The procurement process run by the DoD for new technologies and equipment is broken. Many Congressional rules complicate DoD procurement spending, says Federal News Radio. In 2014, Congress authorized $120 million in spending on Abrams tanks despite top military leaders’ protests that they did not want more tanks. Politics has become an insidious part of U.S. defense spending policy. The particular case of the Abrams tank can be explained by two points: elected officials’ desire to look strong on military matters and the tank’s dispersed manufacturing operations, which create jobs in most Congressional constituencies. A new report also says that some offices within the DoD are redundant but cannot be closed because they are established by statute.

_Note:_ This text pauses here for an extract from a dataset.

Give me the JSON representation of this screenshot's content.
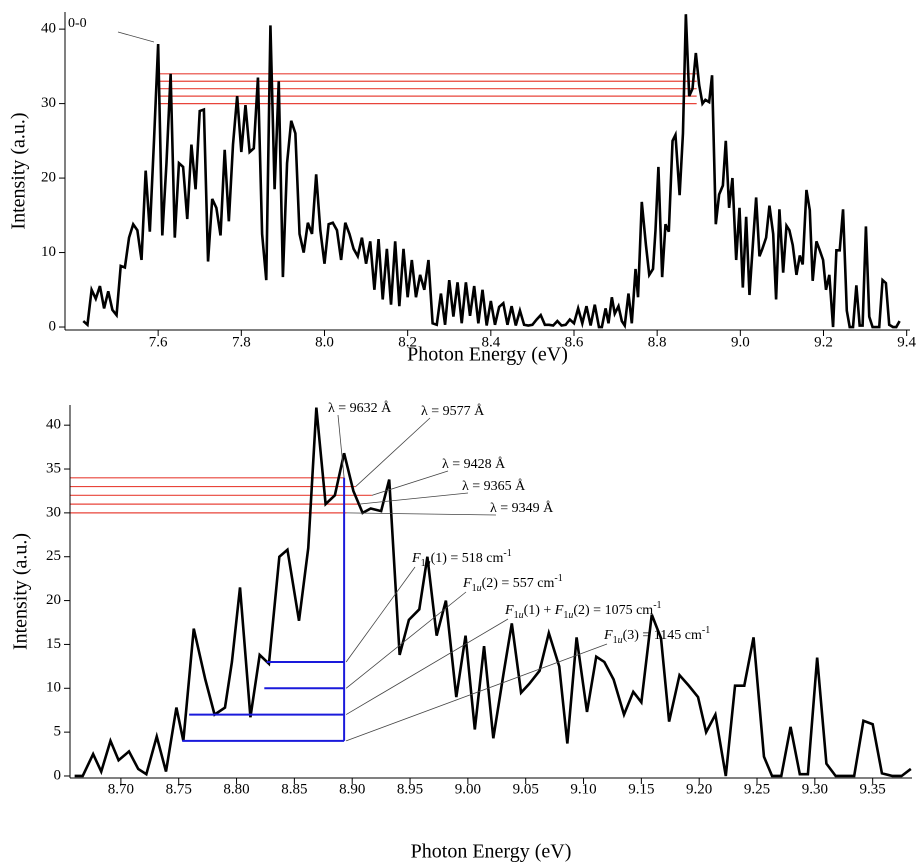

Trump’s proposed military parade is, therefore, nothing more than the continuation of a trend in American politics. Politicians, out of a desire to appear strong and show unwavering support for the military, have thrown more money at the DoD continuously, disregarding its wasteful and inefficient use of resources. The military parade that Trump is planning is an attempt to project strength in the same way that Pyongyang and Moscow have flaunted their countries’ military power. It represents the bloated military-industrial-Congressional complex just as much as it represents Trump’s own Napoleon complex. Perhaps even worse, unlike the Bastille Day parade—which is a symbol for the world of French nationhood—Trump’s military parade is a symbol for the world of his administration’s commitment to military solutions and discounting of diplomatic ones.